Tuesday, November 16, 2004

Shake a few trees and out flies local talent

I went to eat dinner at Crescent City Grill with Chef O from l’Etoile and a bunch of summer L’Etoilers to celebrate the end of the most successful season ever (on a ripe summer Saturday, they would sell 1700 croissants and I may have lugged 1700 lbs of fruit, though the latter is probably only in my perception of things).

We chatted with the Crescent City chef afterwards and I have to put in a plug for the place. You can go there on a Monday and get a degustation menu (the chef serves you whatever he damn pleases) of many fantastic courses for a price that would make a New Yorker gawk in amazement. And the food is far from ho-hum boring or conventional. Forget good manners: run your finger through some of the sauces on your plate (or on the plate of your neighbor) and give it a good lick: sensational! The preparations are cool and creative. [You think that's just standard food talk? I don't think so. 99% of eateries around here are anything but creative. Tasty? Sure. Creative? Not so much] And, just to keep my favorite descriptors in place -- it's all so fresh and honest.

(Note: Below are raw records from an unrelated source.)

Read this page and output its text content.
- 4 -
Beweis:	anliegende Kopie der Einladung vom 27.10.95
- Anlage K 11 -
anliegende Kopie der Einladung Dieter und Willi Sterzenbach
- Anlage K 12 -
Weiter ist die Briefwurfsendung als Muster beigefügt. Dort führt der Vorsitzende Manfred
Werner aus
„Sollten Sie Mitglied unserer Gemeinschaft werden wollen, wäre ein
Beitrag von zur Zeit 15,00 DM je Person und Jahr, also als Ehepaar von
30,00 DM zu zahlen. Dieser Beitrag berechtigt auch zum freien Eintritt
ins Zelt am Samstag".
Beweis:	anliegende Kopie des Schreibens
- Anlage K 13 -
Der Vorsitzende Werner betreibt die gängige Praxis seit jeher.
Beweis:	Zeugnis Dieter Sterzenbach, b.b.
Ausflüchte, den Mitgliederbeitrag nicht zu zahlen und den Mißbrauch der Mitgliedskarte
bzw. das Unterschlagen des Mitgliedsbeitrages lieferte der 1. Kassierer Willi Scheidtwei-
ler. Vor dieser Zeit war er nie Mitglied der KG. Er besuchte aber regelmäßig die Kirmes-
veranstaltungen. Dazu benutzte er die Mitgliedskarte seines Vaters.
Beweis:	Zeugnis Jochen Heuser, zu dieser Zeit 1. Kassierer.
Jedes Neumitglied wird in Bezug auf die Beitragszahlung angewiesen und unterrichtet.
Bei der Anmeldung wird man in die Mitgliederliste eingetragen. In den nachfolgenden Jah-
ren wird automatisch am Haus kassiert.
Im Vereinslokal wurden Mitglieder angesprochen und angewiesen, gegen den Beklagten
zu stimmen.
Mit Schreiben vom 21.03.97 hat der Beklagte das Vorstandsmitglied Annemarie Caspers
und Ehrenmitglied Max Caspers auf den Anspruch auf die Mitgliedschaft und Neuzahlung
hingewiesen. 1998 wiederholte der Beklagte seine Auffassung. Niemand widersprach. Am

I also talked to someone (Gail) who has been paying her bills as a L’Etoile baker (yes, a familiar pattern), but who has recently opened a chocolate shop of her own – the realization of a life-long dream. You absolutely must visit her website and/or her small little retail outlet and buy the stuff now, before the limos from distant places pull up and beat you to it. Her chocolates are like no other chocolates you’ll find on this side of the Mississippi. Sophisticated and clever, the Ambrosius will (I am certain of this) eventually knock the socks off the other (Seattle-based) chocolatier of choice (Fran’s). Someone did you a favor lately? Send them a small box from GailAmbrosius.com You’ll be forever their hero.